PayPal (NASDAQ:PYPL) expects adjusted operating margin expansion of 100 basis points this year, compared with its earlier forecast of a 125-basis-point growth.
Investors are assuming that the company’s branded checkout button, a high margin business, isn’t doing as well as people thought it was and the fear is that it is losing market share to Apple (NASDAQ:AAPL), Dan Dolev, analyst at Mizuho told Reuters, explaining the drop in PayPal shares.
The high interest-rate environment has also begun to discourage expensive purchases as shoppers increasingly find themselves under heavy debt, particularly lower-income bracket customers, analysts have said.
PayPal payments volume on a forex-neutral basis came in at $354.5 billion in the first-quarter ended March 31, compared with $357.4 billion in the fourth-quarter.

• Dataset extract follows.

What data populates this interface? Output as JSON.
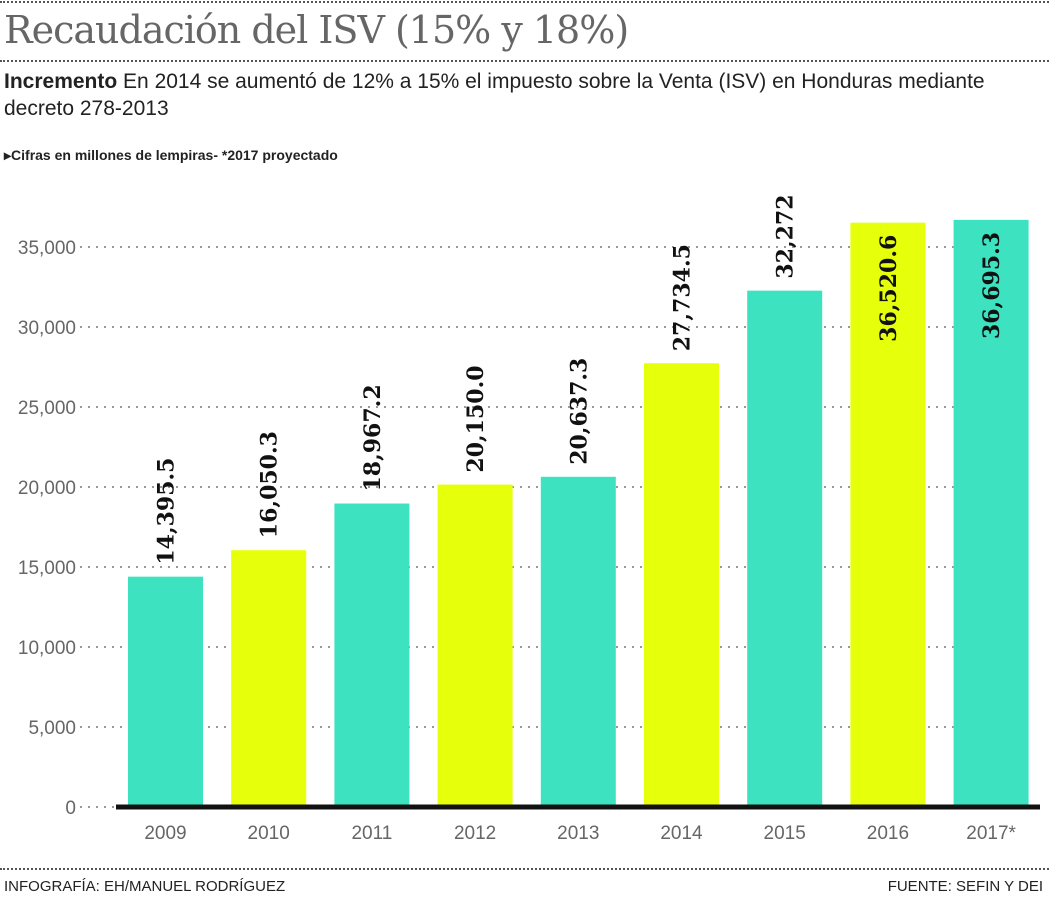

Even as the company cut operating margin outlook, it raised its full-year adjusted profit forecast on the back of stronger-than-expected e-commerce trends and cost cuts.
PayPal now expects adjusted profit growth of about 20% to $4.95 per share, above analysts’ estimate of $4.88 per share.

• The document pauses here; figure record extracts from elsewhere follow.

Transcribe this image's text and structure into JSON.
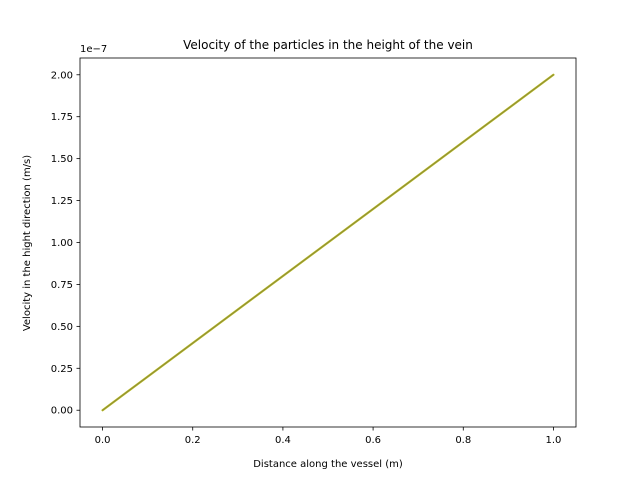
{
  "chart_data": {
    "type": "line",
    "title": "Velocity of the particles in the height of the vein",
    "xlabel": "Distance along the vessel (m)",
    "ylabel": "Velocity in the hight direction (m/s)",
    "y_offset_label": "1e−7",
    "y_scale_factor": 1e-07,
    "xlim": [
      -0.05,
      1.05
    ],
    "ylim": [
      -1e-08,
      2.1e-07
    ],
    "x_ticks": [
      0.0,
      0.2,
      0.4,
      0.6,
      0.8,
      1.0
    ],
    "x_tick_labels": [
      "0.0",
      "0.2",
      "0.4",
      "0.6",
      "0.8",
      "1.0"
    ],
    "y_ticks": [
      0,
      2.5e-08,
      5e-08,
      7.5e-08,
      1e-07,
      1.25e-07,
      1.5e-07,
      1.75e-07,
      2e-07
    ],
    "y_tick_labels": [
      "0.00",
      "0.25",
      "0.50",
      "0.75",
      "1.00",
      "1.25",
      "1.50",
      "1.75",
      "2.00"
    ],
    "grid": false,
    "series": [
      {
        "color": "#bcbd22",
        "x": [
          0.0,
          1.0
        ],
        "y": [
          0.0,
          2e-07
        ]
      },
      {
        "color": "#8c8c3a",
        "x": [
          0.0,
          1.0
        ],
        "y": [
          0.0,
          2e-07
        ]
      }
    ]
  }
}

The company also highlighted its push towards artificial intelligence in a call with analysts, as it expects new advances in generative AI to help accelerate its productivity initiatives.
“We expect AI will enable us to meaningfully lower our costs for years to come,” CEO Dan Schulman said, adding that the company intends to use the technology to add features for both merchants and consumers on its platform.
PayPal has said in the past that it is focused on lowering expenses while cautioning that inflation was impacting discretionary consumer spending.
PayPal revenue rose 10% on a forex-neutral basis to $7.04 billion in the first-quarter.
It posted a profit of $1.17 per share on an adjusted basis, compared with 88 cents last year.